Not worrying about that because if they've gotten to that point (note: top tier programmers also need domain knowledge) then we're all dead a few years later.
According to the data provided by OpenAI, that isn't true anymore. And I trust data more than anecdotal claims made by people whose job is being threatened by systems like these.
>According to the data provided by OpenAI, that isn't true anymore
OpenAI main job is to sell that their models are better than human. I still remember when they're marketing their gpt-2 weights as too dangerous to release.
I remember that too, it's when I started following the space (shout out computerphile/robert miles) and iirc the reason they gave was not "it's too dangerous cause it's so badass" they basically were correct in that it can produce sufficiently "human" output as to break typical bot detectors on social media which is a legitimate problem - whether the repercussions of that failure to detect botting is meaningful enough to be considered "dangerous" is up to the reader to decide
also worth noting I don't agree with the comment you're replying to - but did want to add context to the situation of gpt-2
What? Surely you have some area of your life you are above-average knowledgable about. Have a conversation with chatGPT about it, with whatever model, and you can see for yourself it is far from expert level.
You are not "trusting data more than anecdotal claims", you are trusting marketing over reality.
Benchmarks can be gamed. Statistics can be manipulated. Demonstrations can be cherry picked.
PS: I stand to gain heavily if AI systems could perform at an expert level, this is not a claim from someone 'whose job is being threatened'.

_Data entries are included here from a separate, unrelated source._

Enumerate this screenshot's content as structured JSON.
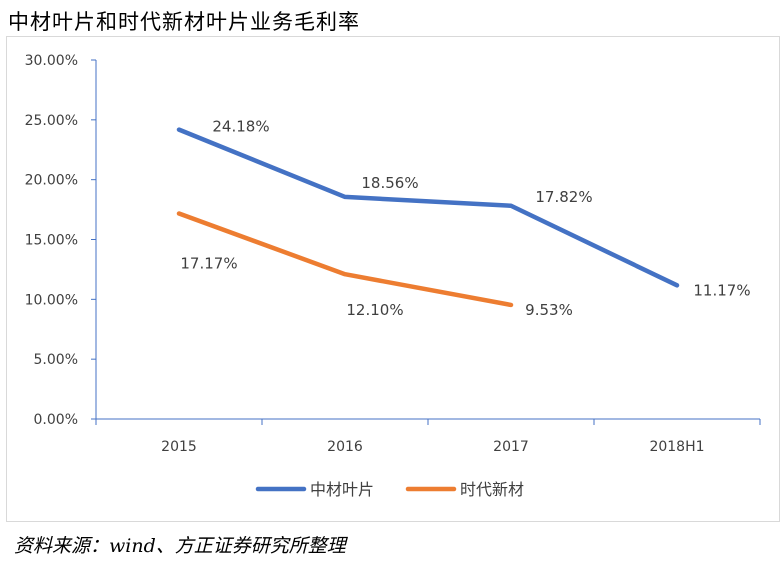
{
  "title": "中材叶片和时代新材叶片业务毛利率",
  "source": "资料来源：wind、方正证券研究所整理",
  "chart_data": {
    "type": "line",
    "categories": [
      "2015",
      "2016",
      "2017",
      "2018H1"
    ],
    "ylim": [
      0,
      30
    ],
    "y_ticks": [
      "0.00%",
      "5.00%",
      "10.00%",
      "15.00%",
      "20.00%",
      "25.00%",
      "30.00%"
    ],
    "legend_position": "bottom",
    "grid": false,
    "series": [
      {
        "name": "中材叶片",
        "color": "#4472C4",
        "values": [
          24.18,
          18.56,
          17.82,
          11.17
        ],
        "labels": [
          "24.18%",
          "18.56%",
          "17.82%",
          "11.17%"
        ]
      },
      {
        "name": "时代新材",
        "color": "#ED7D31",
        "values": [
          17.17,
          12.1,
          9.53,
          null
        ],
        "labels": [
          "17.17%",
          "12.10%",
          "9.53%",
          null
        ]
      }
    ]
  }
}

> For each problem, our system sampled many candidate submissions and submitted 50 of them based on a test-time selection strategy. Submissions were selected based on performance on the IOI public test cases, model-generated test cases, and a learned scoring function. If we had instead submitted at random, we would have only scored 156 points on average, suggesting that this strategy was worth nearly 60 points under competition constraints.
Did you read the post? OpenAI clearly states that the results are cherry-picked. Just a random query will have far worse results. To get equal results you need to ask the same query dozens of time and then have enough expertise to pick the best one, which might be quite hard for a problem that you have little idea about.
Combine this with the fact that this blog post is a sales pitch with the very best test results out of probably many more benchmarks we will never see and it seems obvious that human experts are still several order of magnitudes ahead.
When I read that line too I was very confused lol. I interpreted it as them saying they basically took other contestant submissions and allowing the model to see these "solutions" as part of context? and then having the model generate its own "solution" to be used for the benchmark. I fail to see how this is "solving" a ioi level question.
What is interesting is the following paragraph in the post
" With a relaxed submission constraint, we found that model performance improved significantly. When allowed 10,000 submissions per problem, the model achieved a score of 362.14 – above the gold medal threshold – even without any test-time selection strategy. "
So they didn't allow sampling from other contest solutions here? If that is the case quite interesting, since the model is effectively imo able to brute force questions. Provided you have some form of a validator able to tell it to halt.